于是我们按照权值分开处理,对每一种边的权值的每一个询问都处理一遍即可,这个可以写一个到撤销操作的并查集。
于是这道题目就做完了。
代码
#include<cstdio>
#include<cstring>
#include<cctype>
#include<algorithm>
#include<vector>
#define RG register
#define file(x) freopen(#x".in", "r", stdin), freopen(#x".out", "w", stdout)

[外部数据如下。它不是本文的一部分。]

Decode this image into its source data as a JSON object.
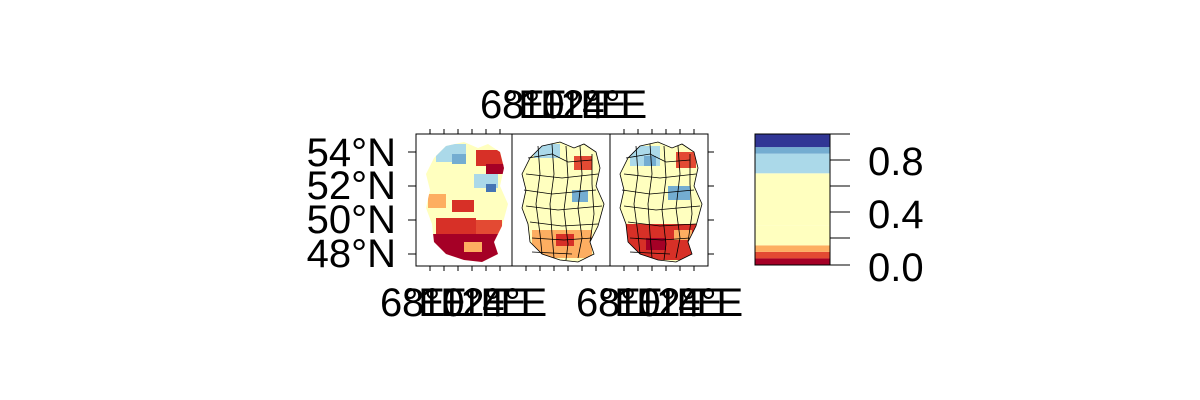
{
  "map": {
    "y_axis_labels": [
      "54°N",
      "52°N",
      "50°N",
      "48°N"
    ],
    "x_axis_labels": [
      "6°E",
      "8°E",
      "10°E",
      "12°E",
      "14°E"
    ],
    "panel_count": 3,
    "legend": {
      "tick_labels": [
        "0.8",
        "0.4",
        "0.0"
      ],
      "range": [
        0.0,
        1.0
      ],
      "colors": [
        "#a50026",
        "#e34a33",
        "#fdae61",
        "#ffffbf",
        "#ffffbf",
        "#abd9e9",
        "#74add1",
        "#313695"
      ],
      "breaks": [
        0.0,
        0.05,
        0.1,
        0.15,
        0.3,
        0.7,
        0.85,
        0.9,
        1.0
      ]
    },
    "colors": {
      "red_dark": "#a50026",
      "red": "#d73027",
      "orange": "#fdae61",
      "cream": "#ffffbf",
      "light_blue": "#abd9e9",
      "blue": "#4575b4",
      "navy": "#313695"
    }
  }
}
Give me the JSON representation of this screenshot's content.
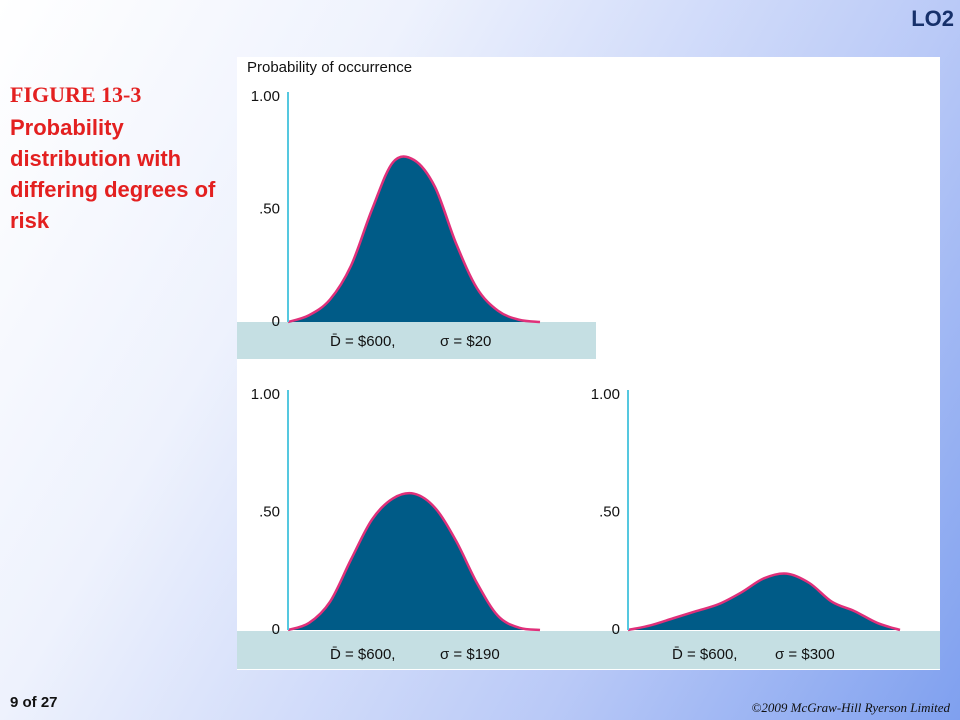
{
  "slide": {
    "lo": "LO2",
    "figure_label": "FIGURE 13-3",
    "figure_title": "Probability distribution with differing degrees of risk",
    "page": "9 of 27",
    "copyright": "©2009 McGraw-Hill Ryerson Limited"
  },
  "chart_data": [
    {
      "type": "area",
      "y_label": "Probability of occurrence",
      "mean_label": "D̄ = $600,",
      "sigma_label": "σ = $20",
      "values": [
        0,
        0.03,
        0.1,
        0.25,
        0.5,
        0.71,
        0.72,
        0.6,
        0.35,
        0.15,
        0.05,
        0.01,
        0
      ],
      "ylim": [
        0,
        1
      ],
      "yticks": [
        0,
        {
          "value": 0.5,
          "label": ".50"
        },
        {
          "value": 1,
          "label": "1.00"
        }
      ],
      "color": "#005b87",
      "line_color": "#e0307a"
    },
    {
      "type": "area",
      "mean_label": "D̄ = $600,",
      "sigma_label": "σ = $190",
      "values": [
        0,
        0.03,
        0.12,
        0.3,
        0.47,
        0.56,
        0.58,
        0.52,
        0.38,
        0.2,
        0.06,
        0.01,
        0
      ],
      "ylim": [
        0,
        1
      ],
      "yticks": [
        0,
        {
          "value": 0.5,
          "label": ".50"
        },
        {
          "value": 1,
          "label": "1.00"
        }
      ],
      "color": "#005b87",
      "line_color": "#e0307a"
    },
    {
      "type": "area",
      "mean_label": "D̄ = $600,",
      "sigma_label": "σ = $300",
      "values": [
        0,
        0.02,
        0.05,
        0.08,
        0.11,
        0.16,
        0.22,
        0.24,
        0.2,
        0.12,
        0.08,
        0.03,
        0
      ],
      "ylim": [
        0,
        1
      ],
      "yticks": [
        0,
        {
          "value": 0.5,
          "label": ".50"
        },
        {
          "value": 1,
          "label": "1.00"
        }
      ],
      "color": "#005b87",
      "line_color": "#e0307a"
    }
  ]
}
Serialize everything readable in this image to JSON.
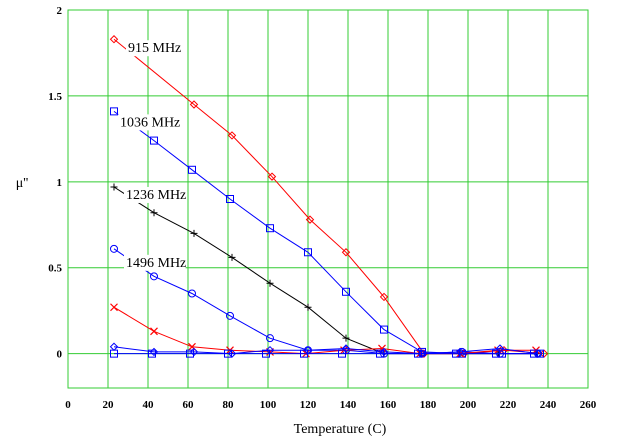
{
  "chart_data": {
    "type": "line",
    "title": "",
    "xlabel": "Temperature (C)",
    "ylabel": "μ''",
    "xlim": [
      0,
      260
    ],
    "ylim": [
      -0.2,
      2
    ],
    "xticks": [
      0,
      20,
      40,
      60,
      80,
      100,
      120,
      140,
      160,
      180,
      200,
      220,
      240,
      260
    ],
    "yticks": [
      0,
      0.5,
      1,
      1.5,
      2
    ],
    "grid": true,
    "grid_color": "#33cc33",
    "series": [
      {
        "name": "915 MHz",
        "color": "#ff0000",
        "marker": "diamond",
        "x": [
          23,
          63,
          82,
          102,
          121,
          139,
          158,
          178,
          198,
          218,
          238
        ],
        "y": [
          1.83,
          1.45,
          1.27,
          1.03,
          0.78,
          0.59,
          0.33,
          0.0,
          0.0,
          0.02,
          0.0
        ]
      },
      {
        "name": "1036 MHz",
        "color": "#0000ff",
        "marker": "square",
        "x": [
          23,
          43,
          62,
          81,
          101,
          120,
          139,
          158,
          177,
          197,
          217,
          236
        ],
        "y": [
          1.41,
          1.24,
          1.07,
          0.9,
          0.73,
          0.59,
          0.36,
          0.14,
          0.01,
          0.0,
          0.0,
          0.0
        ]
      },
      {
        "name": "1236 MHz",
        "color": "#000000",
        "marker": "plus",
        "x": [
          23,
          43,
          63,
          82,
          101,
          120,
          139,
          158,
          176,
          196,
          215,
          234
        ],
        "y": [
          0.97,
          0.82,
          0.7,
          0.56,
          0.41,
          0.27,
          0.09,
          0.0,
          0.0,
          0.0,
          0.0,
          0.0
        ]
      },
      {
        "name": "1496 MHz",
        "color": "#0000ff",
        "marker": "circle",
        "x": [
          23,
          43,
          62,
          81,
          101,
          120,
          139,
          158,
          177,
          197,
          216,
          235
        ],
        "y": [
          0.61,
          0.45,
          0.35,
          0.22,
          0.09,
          0.02,
          0.02,
          0.0,
          0.0,
          0.01,
          0.0,
          0.0
        ]
      },
      {
        "name": "",
        "color": "#ff0000",
        "marker": "x",
        "x": [
          23,
          43,
          62,
          81,
          101,
          119,
          138,
          157,
          176,
          196,
          215,
          234
        ],
        "y": [
          0.27,
          0.13,
          0.04,
          0.02,
          0.01,
          0.0,
          0.02,
          0.03,
          0.0,
          0.0,
          0.02,
          0.02
        ]
      },
      {
        "name": "",
        "color": "#0000ff",
        "marker": "diamond",
        "x": [
          23,
          43,
          63,
          82,
          101,
          120,
          139,
          158,
          177,
          196,
          216,
          235
        ],
        "y": [
          0.04,
          0.01,
          0.01,
          0.0,
          0.02,
          0.02,
          0.03,
          0.01,
          0.0,
          0.01,
          0.03,
          0.0
        ]
      },
      {
        "name": "",
        "color": "#0000ff",
        "marker": "square",
        "x": [
          23,
          42,
          61,
          80,
          99,
          118,
          137,
          156,
          175,
          194,
          214,
          233
        ],
        "y": [
          0.0,
          0.0,
          0.0,
          0.0,
          0.0,
          0.0,
          0.0,
          0.0,
          0.0,
          0.0,
          0.0,
          0.0
        ]
      }
    ]
  }
}
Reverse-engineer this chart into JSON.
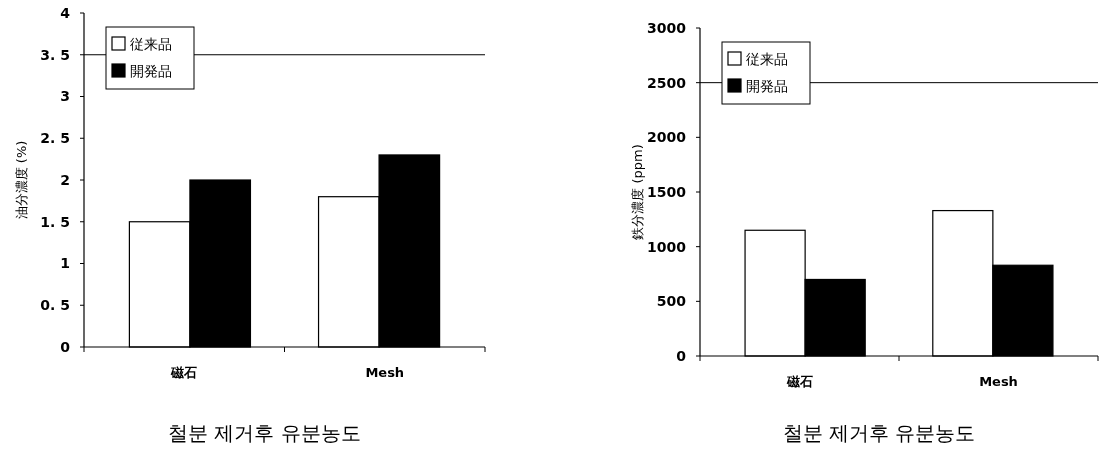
{
  "chart_data": [
    {
      "type": "bar",
      "categories": [
        "磁石",
        "Mesh"
      ],
      "ylabel": "油分濃度 (%)",
      "ylim": [
        0,
        4
      ],
      "yticks": [
        0,
        {
          "value": 0.5,
          "label": "0. 5"
        },
        1,
        {
          "value": 1.5,
          "label": "1. 5"
        },
        2,
        {
          "value": 2.5,
          "label": "2. 5"
        },
        3,
        {
          "value": 3.5,
          "label": "3. 5"
        },
        4
      ],
      "legend": "top left",
      "grid": false,
      "series": [
        {
          "name": "従来品",
          "color": "#ffffff",
          "values": [
            1.5,
            1.8
          ]
        },
        {
          "name": "開発品",
          "color": "#000000",
          "values": [
            2.0,
            2.3
          ]
        }
      ],
      "ref_lines": [
        {
          "axis": "y",
          "value": 3.5,
          "color": "#000000"
        }
      ],
      "annotations": [
        "철분 제거후 유분농도"
      ]
    },
    {
      "type": "bar",
      "categories": [
        "磁石",
        "Mesh"
      ],
      "ylabel": "鉄分濃度 (ppm)",
      "ylim": [
        0,
        3000
      ],
      "yticks": [
        0,
        500,
        1000,
        1500,
        2000,
        2500,
        3000
      ],
      "legend": "top left",
      "grid": false,
      "series": [
        {
          "name": "従来品",
          "color": "#ffffff",
          "values": [
            1150,
            1330
          ]
        },
        {
          "name": "開発品",
          "color": "#000000",
          "values": [
            700,
            830
          ]
        }
      ],
      "ref_lines": [
        {
          "axis": "y",
          "value": 2500,
          "color": "#000000"
        }
      ],
      "annotations": [
        "철분 제거후 유분농도"
      ]
    }
  ]
}
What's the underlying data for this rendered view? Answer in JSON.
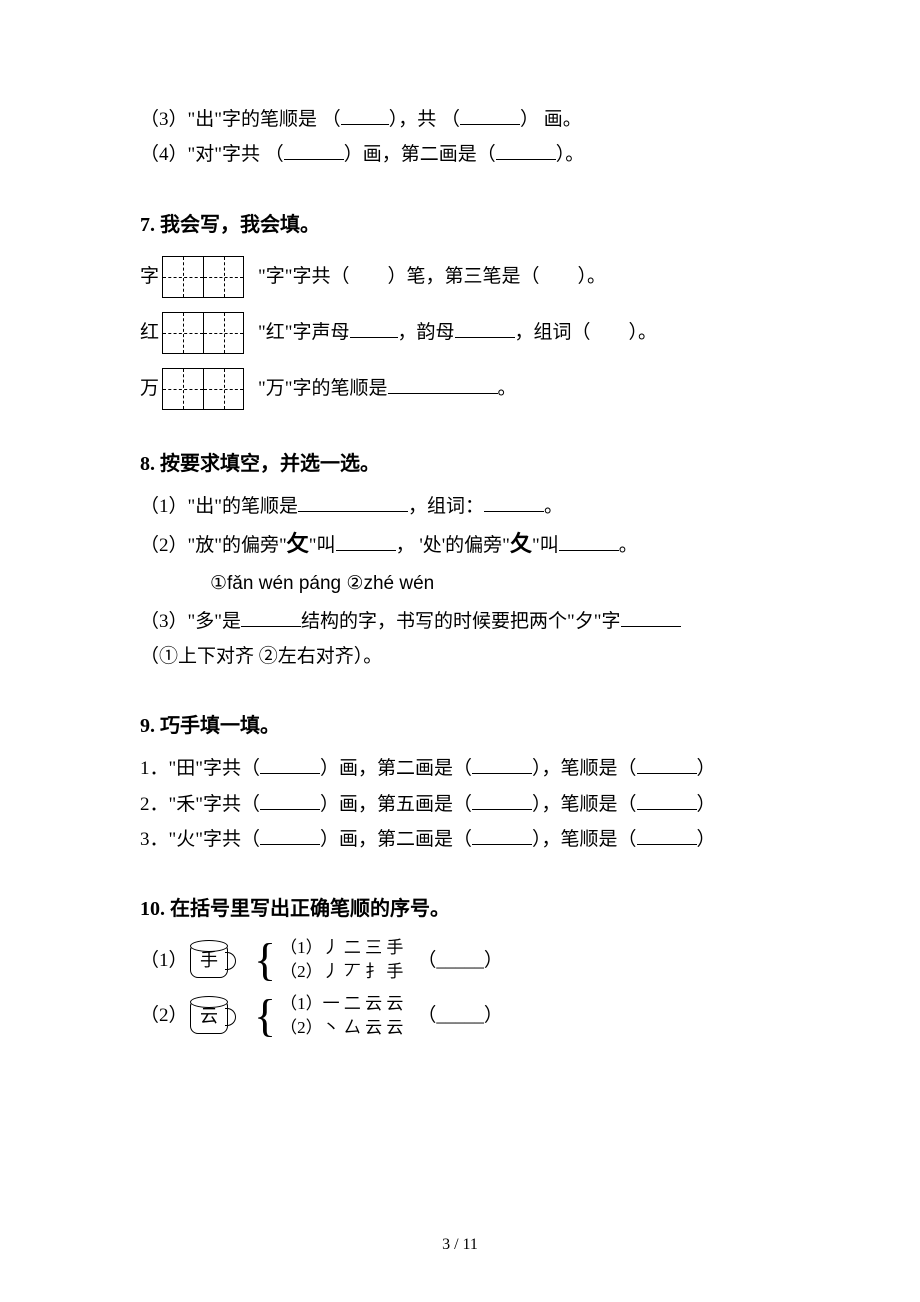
{
  "top": {
    "line3": "（3）\"出\"字的笔顺是 （",
    "line3_mid": "），共 （",
    "line3_end": "） 画。",
    "line4": "（4）\"对\"字共  （",
    "line4_mid": "）画，第二画是（",
    "line4_end": "）。"
  },
  "s7": {
    "heading": "7.  我会写，我会填。",
    "row1_char": "字",
    "row1_text_a": "\"字\"字共（　　）笔，第三笔是（　　）。",
    "row2_char": "红",
    "row2_text_a": "\"红\"字声母",
    "row2_text_b": "，韵母",
    "row2_text_c": "，组词（　　）。",
    "row3_char": "万",
    "row3_text_a": "\"万\"字的笔顺是",
    "row3_text_b": "。"
  },
  "s8": {
    "heading": "8.  按要求填空，并选一选。",
    "l1_a": "（1）\"出\"的笔顺是",
    "l1_b": "，组词：",
    "l1_c": "。",
    "l2_a": "（2）\"放\"的偏旁\"",
    "radical1": "攵",
    "l2_b": "\"叫",
    "l2_c": "， '处'的偏旁\"",
    "radical2": "夂",
    "l2_d": "\"叫",
    "l2_e": "。",
    "pinyin": "①fǎn wén páng   ②zhé wén",
    "l3_a": "（3）\"多\"是",
    "l3_b": "结构的字，书写的时候要把两个\"夕\"字",
    "l4": "（①上下对齐   ②左右对齐）。"
  },
  "s9": {
    "heading": "9.  巧手填一填。",
    "l1": "1．\"田\"字共（",
    "mid1": "）画，第二画是（",
    "mid2": "），笔顺是（",
    "end": "）",
    "l2": "2．\"禾\"字共（",
    "mid1b": "）画，第五画是（",
    "l3": "3．\"火\"字共（",
    "mid1c": "）画，第二画是（"
  },
  "s10": {
    "heading": "10.  在括号里写出正确笔顺的序号。",
    "row1_label": "（1）",
    "row1_char": "手",
    "row1_opt1": "（1）丿 二 三 手",
    "row1_opt2": "（2）丿 丆 扌 手",
    "row2_label": "（2）",
    "row2_char": "云",
    "row2_opt1": "（1）一 二 云 云",
    "row2_opt2": "（2）丶 厶 云 云",
    "paren": "（_____）"
  },
  "pagenum": "3 / 11"
}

#define clear(x, y) memset(x, y, sizeof(x))
inline int read()
{
int data = 0, w = 1; char ch = getchar();
while(ch != '-' && (!isdigit(ch))) ch = getchar();
if(ch == '-') w = -1, ch = getchar();
while(isdigit(ch)) data = data * 10 + (ch ^ 48), ch = getchar();
return data * w;
}
const int maxn(5e5 + 10);
struct edge { int x, y, w; } e[maxn];
struct qry { int id, x, y, w; };
inline int cmp(const edge &lhs, const edge &rhs) { return lhs.w < rhs.w; }
std::vector<qry> Q[maxn];
int fa[maxn], size[maxn], ans[maxn], n, m, q, stk[maxn], top;
int find(int x) { return fa[x] == x ? x : find(fa[x]); }
inline int merge(int x, int y)
{
x = find(x), y = find(y);
if(x == y) return 0;
if(size[x] > size[y]) std::swap(x, y);
fa[x] = y, size[y] += size[x], stk[++top] = x;
return 1;
}
int main()
{
n = read(), m = read();
for(RG int i = 1; i <= m; i++)
e[i] = (edge) {read(), read(), read()};
q = read();
for(RG int i = 1, k; i <= q; i++)
{
k = read();
for(RG int j = 1, x; j <= k; j++)
x = read(), Q[e[x].w].push_back((qry) {i, e[x].x, e[x].y, e[x].w});
}
std::sort(e + 1, e + m + 1, cmp);
for(RG int i = 1; i <= n; i++) size[fa[i] = i] = 1;
for(RG int i = 1; i <= q; i++) ans[i] = 1;
for(RG int i = 1; i <= m; i++)
{
int val = e[i].w; top = 0;
for(RG int j = 0; j < (int)Q[val].size(); j++)
{
if(!ans[Q[val][j].id]) continue;
if(j > 0 && Q[val][j].id != Q[val][j - 1].id)
while(top)
{
int x = stk[top--];
size[fa[x]] -= size[x];
fa[x] = x;
}
if(!merge(Q[val][j].x, Q[val][j].y))
ans[Q[val][j].id] = 0;
}
while(e[i].w == val) merge(e[i].x, e[i].y), ++i;
if(e[i].w != val) --i;
}
for(RG int i = 1; i <= q; i++) puts(ans[i] ? "YES" : "NO");
return 0;
}